To, że mamy z nią doczynienia, można stwierdzić w momencie, gdy na główce niemowlęcia pojawią się żółte łuski, przypominające łupież. Mogą występować tylko w kilku miejscach, a mogą pokrywać większą powierzchnię główki niemowlęcia.
W niektórych przypadkach należy skorzystać z zabiegów wykonywanych systematycznie przez okres 4 tygodni. Przy pomocy tych zabiegów na stałe można pozbyć się ciemieniuchy.

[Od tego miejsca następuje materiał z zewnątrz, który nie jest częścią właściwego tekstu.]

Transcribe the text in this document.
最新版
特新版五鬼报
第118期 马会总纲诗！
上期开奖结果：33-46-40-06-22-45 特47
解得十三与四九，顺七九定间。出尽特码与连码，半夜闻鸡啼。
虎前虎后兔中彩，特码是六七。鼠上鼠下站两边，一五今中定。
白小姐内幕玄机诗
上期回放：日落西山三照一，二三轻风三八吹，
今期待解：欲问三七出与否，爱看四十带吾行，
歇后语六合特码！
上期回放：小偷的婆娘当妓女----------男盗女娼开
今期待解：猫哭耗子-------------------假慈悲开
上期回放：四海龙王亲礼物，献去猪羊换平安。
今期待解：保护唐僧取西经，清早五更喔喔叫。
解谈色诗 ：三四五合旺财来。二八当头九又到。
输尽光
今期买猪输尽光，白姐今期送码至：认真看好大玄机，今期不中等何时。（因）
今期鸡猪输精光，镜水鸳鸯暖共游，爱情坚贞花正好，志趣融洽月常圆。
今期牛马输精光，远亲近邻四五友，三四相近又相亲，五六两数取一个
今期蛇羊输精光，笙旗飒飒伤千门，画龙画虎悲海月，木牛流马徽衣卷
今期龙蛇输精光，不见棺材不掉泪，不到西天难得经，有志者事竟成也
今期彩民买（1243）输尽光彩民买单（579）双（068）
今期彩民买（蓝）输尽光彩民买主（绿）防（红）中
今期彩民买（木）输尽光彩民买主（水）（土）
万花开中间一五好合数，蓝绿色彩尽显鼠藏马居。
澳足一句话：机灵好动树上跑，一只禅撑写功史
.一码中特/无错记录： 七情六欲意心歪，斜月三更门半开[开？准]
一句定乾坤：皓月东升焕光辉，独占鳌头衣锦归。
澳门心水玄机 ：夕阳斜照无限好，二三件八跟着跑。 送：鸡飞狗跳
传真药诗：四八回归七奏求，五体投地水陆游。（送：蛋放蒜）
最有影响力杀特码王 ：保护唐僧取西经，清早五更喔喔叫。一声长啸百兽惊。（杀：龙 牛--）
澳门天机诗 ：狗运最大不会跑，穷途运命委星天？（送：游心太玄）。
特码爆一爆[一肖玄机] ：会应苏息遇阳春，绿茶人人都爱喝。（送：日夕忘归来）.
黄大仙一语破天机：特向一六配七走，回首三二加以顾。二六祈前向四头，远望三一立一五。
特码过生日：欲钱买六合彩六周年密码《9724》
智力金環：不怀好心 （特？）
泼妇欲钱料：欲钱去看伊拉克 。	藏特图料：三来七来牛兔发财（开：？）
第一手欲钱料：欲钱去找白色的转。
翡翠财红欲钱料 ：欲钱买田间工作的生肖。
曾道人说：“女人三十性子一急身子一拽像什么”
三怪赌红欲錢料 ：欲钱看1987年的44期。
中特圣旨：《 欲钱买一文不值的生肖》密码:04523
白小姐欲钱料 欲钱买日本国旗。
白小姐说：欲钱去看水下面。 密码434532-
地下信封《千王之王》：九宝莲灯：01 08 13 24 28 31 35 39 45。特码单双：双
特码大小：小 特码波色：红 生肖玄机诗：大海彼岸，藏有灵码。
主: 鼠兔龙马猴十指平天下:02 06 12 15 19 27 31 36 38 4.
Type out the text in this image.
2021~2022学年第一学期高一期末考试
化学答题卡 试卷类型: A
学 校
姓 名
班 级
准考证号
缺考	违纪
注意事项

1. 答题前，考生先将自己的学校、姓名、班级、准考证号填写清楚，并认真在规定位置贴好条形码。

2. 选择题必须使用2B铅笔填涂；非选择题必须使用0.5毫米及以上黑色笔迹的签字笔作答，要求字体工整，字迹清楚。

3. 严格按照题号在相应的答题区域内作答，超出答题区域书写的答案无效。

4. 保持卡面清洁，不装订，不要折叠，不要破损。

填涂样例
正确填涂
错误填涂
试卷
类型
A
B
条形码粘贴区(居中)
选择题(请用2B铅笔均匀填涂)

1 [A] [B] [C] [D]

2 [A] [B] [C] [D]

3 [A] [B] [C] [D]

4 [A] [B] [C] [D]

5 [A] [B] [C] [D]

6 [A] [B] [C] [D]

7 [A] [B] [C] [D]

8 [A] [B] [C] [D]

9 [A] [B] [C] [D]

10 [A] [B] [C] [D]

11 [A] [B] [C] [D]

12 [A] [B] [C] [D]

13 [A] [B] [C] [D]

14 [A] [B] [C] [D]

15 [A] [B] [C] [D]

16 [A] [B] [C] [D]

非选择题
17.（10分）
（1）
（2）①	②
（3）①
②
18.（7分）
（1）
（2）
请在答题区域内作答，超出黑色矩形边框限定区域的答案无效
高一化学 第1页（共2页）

Częściej jednak główkę niemowlęcia smaruje się oliwą dla niemowląt na 15 minut przed kąpielą. Można także przykryć główkę dziecka watą nasączoną oliwą i założyć bawełnianą czapeczkę. Po 15 minutach szczoteczką delikatnie wyczesujemy łuski, a następnie myjemy główkę niemowlaka. Poza oliwką można wykorzystać dostępne w aptekach specjalne kremy nawilżające, zmiękczające, natłuszczające skóre, odpowiednie emulsje czy szampony. Dodatkowo od czasu do czasu specyfiki te można zastąpić namoczonymi w wodzie otrębami pszennymi lub płatkami owsianymi.
Dodatkowo po myciu główki należy użyć kremu nawilżającego, aby nie doszło do wysuszenia skóry.
Ciemieniucha niestety ma skłonność do nawrotów, dlatego należy obserwować skóre głowy, czy łuski z powrotem się nie pojawiają. Gdy te nie chcą zejść domowymi sposobami, należy wybrać się do lekarza, które przepisze odpowiednie maści.
Czasami łuski takie są następstwem alergii na jakiś składnik pokarmowy, wtedy niezbędne jest wprowadzenie diety eliminacyjnej.
Wasze dziecko ma ciemieniuchę? Jak sobie z nią radzicie? Można znacie inne skuteczne sposoby? Podzielcie się swoimi doświadczeniami.